Schopenhauer coglie un’affinità tra la mistica di Meister Eckhard e il buddhismo, ma - incalza Byung-Chul Han - l’idea di Dio che è alla base della visione di Echkard mantiene una sostanzialità e una interiorità soggettiva del tutto estranee al buddhismo zen. L’illuminazione del buddhismo zen non consiste, come nella mistica cristiana, in una totale fusione con Dio, non implica uno stato “estatico” straordinario e una fuga dal mondo, ma una fiducia nel mondo, nella sua multiforme immanenza, e in “una mente svuotata, priva di interiorità”.
L’assenza di interiorità psichica è ben rappresentata, nel libro di Byung-Chul Han, dagli haiku che sono inseriti in ogni parte del testo. Negli haiku non si esprime la soggettività, ma il mondo così come si manifesta al di fuori di ogni intervento umano.
Gli ostacoli più grandi per la comprensione del buddhismo zen nascono, per noi occidentali, dal diverso valore che diamo alla vita e alla morte. Mentre per Heidegger l’esistenza quotidiana nasce dalla decisione eroica di uscire dal “semplice lasciarsi vivere”, dal vivere in modo inautentico (il “si fa”, “si dice”), l’illuminazione buddhista è “il risvegliarsi alla vita quotidiana. Ogni ricerca di un là straordinario fa smarrire la via. Quel che deve avvenire è un salto nel consueto qui” (pag.41). La vita diventa un soggiornare presso le cose che passano, senza alcun eroismo. L’immersione nella fugacità e l’abbandono dell’io egoistico portano a vivere interamente il momento presente e a diventare liberi per la morte: “dove ci si abbandona alla morte, dove ci si svuota, la morte non è più la mia morte” (pag. 125).
Ma, per comprendere meglio le differenze, torniamo al concetto centrale del buddhismo: la vacuità (sunyata). Mentre il pensiero occidentale si sviluppa intorno al concetto di sostanza (ciò che sta, resiste e persiste in ogni cambiamento) che identifica ogni cosa e la distingue dall’altra, il buddhismo, attraverso la vacuità, elimina ogni rigida opposizione, per cui “le cose fluttuano liberamente tra presenza e assenza, fra essere e non essere. Non manifestano niente di definitivo. Niente si impone; niente si chiude in sé” (pag. 51).

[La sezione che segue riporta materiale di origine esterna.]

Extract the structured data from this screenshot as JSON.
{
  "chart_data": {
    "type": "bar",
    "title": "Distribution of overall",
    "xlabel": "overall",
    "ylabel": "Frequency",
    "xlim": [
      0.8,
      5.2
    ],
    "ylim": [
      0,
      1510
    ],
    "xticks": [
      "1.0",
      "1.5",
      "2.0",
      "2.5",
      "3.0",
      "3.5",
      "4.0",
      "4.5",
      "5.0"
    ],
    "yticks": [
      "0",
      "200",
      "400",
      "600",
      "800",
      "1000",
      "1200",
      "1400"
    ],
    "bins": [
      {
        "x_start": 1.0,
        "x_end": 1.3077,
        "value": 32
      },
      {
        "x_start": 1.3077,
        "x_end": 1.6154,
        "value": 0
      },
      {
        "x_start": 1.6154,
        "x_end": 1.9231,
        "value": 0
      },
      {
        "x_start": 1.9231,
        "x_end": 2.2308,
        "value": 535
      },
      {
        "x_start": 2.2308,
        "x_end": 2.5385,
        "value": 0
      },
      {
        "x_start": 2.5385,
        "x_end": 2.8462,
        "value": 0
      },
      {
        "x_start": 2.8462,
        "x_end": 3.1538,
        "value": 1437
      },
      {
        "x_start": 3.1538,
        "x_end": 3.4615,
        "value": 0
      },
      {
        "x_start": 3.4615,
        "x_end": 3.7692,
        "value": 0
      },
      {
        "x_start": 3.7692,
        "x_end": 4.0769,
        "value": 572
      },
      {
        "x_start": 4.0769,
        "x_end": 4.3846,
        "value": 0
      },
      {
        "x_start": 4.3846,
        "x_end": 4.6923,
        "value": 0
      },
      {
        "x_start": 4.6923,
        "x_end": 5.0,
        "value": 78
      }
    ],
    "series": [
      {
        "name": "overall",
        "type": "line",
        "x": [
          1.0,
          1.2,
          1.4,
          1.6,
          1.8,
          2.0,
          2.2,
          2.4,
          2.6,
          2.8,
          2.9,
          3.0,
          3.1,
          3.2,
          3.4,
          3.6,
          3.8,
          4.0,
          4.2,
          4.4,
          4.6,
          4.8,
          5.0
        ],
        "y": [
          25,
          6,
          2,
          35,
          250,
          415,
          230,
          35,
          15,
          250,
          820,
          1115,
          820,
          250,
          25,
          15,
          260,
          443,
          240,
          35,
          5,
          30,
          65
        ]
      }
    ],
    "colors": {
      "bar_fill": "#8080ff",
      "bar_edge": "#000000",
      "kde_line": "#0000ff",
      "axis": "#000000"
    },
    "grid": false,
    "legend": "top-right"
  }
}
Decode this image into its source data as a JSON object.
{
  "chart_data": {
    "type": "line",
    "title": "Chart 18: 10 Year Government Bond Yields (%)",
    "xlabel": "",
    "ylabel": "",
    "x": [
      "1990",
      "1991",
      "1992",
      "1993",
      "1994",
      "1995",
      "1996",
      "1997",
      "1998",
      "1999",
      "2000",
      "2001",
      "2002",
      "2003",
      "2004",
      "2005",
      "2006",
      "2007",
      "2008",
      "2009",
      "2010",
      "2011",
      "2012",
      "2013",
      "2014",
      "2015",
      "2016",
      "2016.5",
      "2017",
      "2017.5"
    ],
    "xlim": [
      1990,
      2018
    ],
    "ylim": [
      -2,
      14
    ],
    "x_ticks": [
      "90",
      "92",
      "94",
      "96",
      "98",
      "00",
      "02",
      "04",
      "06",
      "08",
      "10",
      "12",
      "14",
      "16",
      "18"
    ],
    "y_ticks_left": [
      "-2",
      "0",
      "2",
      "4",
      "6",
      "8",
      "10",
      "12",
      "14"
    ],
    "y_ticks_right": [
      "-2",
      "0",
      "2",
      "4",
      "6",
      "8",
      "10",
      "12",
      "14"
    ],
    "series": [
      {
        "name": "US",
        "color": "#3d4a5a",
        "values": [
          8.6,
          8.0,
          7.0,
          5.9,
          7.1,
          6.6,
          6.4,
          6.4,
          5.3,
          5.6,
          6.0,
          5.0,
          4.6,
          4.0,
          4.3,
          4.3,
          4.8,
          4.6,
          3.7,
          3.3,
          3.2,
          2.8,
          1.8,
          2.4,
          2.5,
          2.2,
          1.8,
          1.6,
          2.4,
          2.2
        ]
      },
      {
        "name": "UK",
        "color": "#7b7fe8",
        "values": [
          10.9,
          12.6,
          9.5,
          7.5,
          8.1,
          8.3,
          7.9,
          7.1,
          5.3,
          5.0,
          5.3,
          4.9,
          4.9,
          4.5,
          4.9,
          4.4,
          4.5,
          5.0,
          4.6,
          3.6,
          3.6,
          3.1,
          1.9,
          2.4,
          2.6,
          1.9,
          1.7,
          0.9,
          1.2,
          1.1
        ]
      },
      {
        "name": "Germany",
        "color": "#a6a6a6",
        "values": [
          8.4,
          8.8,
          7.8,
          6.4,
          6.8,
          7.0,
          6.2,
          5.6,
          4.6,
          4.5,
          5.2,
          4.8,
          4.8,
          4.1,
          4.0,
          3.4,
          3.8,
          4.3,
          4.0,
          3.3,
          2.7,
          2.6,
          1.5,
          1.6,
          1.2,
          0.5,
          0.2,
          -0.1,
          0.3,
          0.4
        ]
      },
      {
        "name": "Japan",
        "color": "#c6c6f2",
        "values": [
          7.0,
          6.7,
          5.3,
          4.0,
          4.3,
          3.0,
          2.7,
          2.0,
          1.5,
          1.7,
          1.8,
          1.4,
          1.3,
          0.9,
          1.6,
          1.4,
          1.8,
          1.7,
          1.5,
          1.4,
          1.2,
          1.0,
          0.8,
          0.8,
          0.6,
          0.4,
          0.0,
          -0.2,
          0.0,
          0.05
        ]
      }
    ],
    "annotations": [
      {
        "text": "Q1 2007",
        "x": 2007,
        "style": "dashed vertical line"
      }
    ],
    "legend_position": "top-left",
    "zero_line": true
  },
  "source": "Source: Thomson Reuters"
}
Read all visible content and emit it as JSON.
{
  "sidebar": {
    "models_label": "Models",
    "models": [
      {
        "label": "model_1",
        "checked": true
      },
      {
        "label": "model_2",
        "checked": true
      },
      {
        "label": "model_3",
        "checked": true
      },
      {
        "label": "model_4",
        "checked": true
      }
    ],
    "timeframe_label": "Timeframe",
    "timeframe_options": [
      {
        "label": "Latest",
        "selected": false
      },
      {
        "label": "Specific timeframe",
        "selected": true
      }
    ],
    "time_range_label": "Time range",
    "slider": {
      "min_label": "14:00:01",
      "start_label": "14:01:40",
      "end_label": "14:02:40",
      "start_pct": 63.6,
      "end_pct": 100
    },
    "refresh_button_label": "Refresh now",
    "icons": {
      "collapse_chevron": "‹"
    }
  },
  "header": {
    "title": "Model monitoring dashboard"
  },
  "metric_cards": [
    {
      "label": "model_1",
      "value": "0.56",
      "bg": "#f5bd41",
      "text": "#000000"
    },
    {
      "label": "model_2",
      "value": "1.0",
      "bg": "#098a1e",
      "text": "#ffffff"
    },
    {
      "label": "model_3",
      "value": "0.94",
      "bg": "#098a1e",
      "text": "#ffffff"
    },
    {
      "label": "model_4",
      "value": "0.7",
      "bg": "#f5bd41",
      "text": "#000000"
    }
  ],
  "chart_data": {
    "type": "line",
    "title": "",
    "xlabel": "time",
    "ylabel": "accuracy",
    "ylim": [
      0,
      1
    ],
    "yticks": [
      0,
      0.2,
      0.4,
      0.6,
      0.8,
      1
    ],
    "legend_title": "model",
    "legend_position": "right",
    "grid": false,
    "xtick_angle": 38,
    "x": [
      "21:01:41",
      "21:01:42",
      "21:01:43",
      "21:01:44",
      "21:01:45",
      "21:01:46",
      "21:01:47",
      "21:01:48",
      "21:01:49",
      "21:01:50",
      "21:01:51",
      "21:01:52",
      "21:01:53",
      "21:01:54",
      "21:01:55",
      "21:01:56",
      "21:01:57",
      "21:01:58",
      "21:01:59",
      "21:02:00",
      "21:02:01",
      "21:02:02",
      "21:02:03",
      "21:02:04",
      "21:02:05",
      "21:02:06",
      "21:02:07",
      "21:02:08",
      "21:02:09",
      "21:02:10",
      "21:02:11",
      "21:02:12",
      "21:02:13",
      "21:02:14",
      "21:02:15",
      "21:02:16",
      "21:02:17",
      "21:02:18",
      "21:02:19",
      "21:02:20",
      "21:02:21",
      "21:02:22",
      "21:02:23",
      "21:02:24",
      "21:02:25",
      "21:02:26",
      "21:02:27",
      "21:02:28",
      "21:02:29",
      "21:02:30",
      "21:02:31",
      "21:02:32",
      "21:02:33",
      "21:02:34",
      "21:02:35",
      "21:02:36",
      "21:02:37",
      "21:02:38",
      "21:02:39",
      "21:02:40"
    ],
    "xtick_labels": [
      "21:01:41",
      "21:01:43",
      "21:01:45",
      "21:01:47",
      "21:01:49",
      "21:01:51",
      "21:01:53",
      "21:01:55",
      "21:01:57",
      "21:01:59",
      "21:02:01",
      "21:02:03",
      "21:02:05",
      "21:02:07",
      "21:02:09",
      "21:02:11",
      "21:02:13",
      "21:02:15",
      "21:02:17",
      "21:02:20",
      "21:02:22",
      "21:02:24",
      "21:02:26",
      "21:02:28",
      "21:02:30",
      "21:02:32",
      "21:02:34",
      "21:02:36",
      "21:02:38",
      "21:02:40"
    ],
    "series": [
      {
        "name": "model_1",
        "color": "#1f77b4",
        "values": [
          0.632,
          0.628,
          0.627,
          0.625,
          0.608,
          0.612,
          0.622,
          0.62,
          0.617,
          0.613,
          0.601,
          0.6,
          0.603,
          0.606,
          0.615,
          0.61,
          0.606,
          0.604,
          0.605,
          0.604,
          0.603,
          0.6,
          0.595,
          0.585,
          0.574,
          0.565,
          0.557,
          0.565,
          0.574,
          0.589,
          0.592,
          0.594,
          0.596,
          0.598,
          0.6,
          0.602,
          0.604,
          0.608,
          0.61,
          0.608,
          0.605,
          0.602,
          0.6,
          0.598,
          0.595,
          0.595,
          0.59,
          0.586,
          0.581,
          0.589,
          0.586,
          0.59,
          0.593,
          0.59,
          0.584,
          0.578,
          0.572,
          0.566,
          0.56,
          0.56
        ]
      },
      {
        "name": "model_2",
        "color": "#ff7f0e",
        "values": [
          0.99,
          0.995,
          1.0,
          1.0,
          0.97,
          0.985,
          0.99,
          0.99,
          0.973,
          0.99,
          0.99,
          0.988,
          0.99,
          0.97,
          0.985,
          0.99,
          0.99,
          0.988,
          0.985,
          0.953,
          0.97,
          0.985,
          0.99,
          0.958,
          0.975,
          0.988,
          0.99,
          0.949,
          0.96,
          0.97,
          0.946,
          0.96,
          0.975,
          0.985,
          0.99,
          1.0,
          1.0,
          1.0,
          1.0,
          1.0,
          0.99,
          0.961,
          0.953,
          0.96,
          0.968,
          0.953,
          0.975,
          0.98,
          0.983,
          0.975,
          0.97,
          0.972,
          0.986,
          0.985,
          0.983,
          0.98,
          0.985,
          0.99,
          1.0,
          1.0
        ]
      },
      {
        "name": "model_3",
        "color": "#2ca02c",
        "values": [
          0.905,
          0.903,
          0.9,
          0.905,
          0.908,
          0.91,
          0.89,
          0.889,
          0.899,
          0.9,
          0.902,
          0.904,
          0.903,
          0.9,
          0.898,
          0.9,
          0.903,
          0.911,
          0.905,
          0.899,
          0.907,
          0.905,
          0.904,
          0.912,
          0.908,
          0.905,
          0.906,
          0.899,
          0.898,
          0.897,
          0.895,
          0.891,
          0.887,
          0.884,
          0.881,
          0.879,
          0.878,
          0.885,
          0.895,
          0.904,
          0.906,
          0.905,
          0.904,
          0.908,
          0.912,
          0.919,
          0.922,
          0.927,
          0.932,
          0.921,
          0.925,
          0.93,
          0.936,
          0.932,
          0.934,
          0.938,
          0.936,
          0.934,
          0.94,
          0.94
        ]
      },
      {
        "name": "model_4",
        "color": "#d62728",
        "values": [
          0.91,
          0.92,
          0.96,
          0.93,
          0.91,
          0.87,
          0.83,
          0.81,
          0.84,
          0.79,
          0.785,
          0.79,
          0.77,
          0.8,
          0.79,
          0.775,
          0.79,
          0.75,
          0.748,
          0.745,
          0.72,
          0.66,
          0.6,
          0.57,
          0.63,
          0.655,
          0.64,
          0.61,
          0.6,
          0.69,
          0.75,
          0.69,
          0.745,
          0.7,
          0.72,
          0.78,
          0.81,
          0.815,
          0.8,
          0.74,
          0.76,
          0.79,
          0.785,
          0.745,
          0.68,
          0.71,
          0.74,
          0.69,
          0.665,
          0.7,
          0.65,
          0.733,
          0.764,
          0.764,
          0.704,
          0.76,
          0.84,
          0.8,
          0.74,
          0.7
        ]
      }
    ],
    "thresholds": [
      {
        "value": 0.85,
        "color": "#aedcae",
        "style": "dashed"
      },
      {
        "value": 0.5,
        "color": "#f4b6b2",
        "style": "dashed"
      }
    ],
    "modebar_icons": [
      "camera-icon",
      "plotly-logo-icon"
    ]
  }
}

L’abolizione dei limiti riguarda anche il rapporto “soggetto-oggetto”, tanto caro a noi occidentali: “La vacuità è una gentile in-differenza nella quale chi guarda è nello stesso tempo ciò che è guardato” (pag. 54).
Il vuoto diventa in questo modo un medium di gentilezza amichevole e il mondo, non più costituito da sostanze, ma da relazioni, diventa un mondo-relazione in cui ognuno rispecchia in sé gli altri. La gentilezza amichevole non è l’atteggiamento gentile di chi è compiaciuto di sé e non è neppure la gentilezza aristocratica di cui parla Nietzsche che presuppone una forte interiorità. L’arcaica gentilezza nasce dal vuoto, svuotato della distinzione tra sé e gli altri: “Il sorriso arcaico, questa profonda espressione della gentilezza amichevole, si desta là dove il volto perde la sua rigidezza e diventa privo di confini, là dove si trasforma in un volto di nessuno” (pag. 155).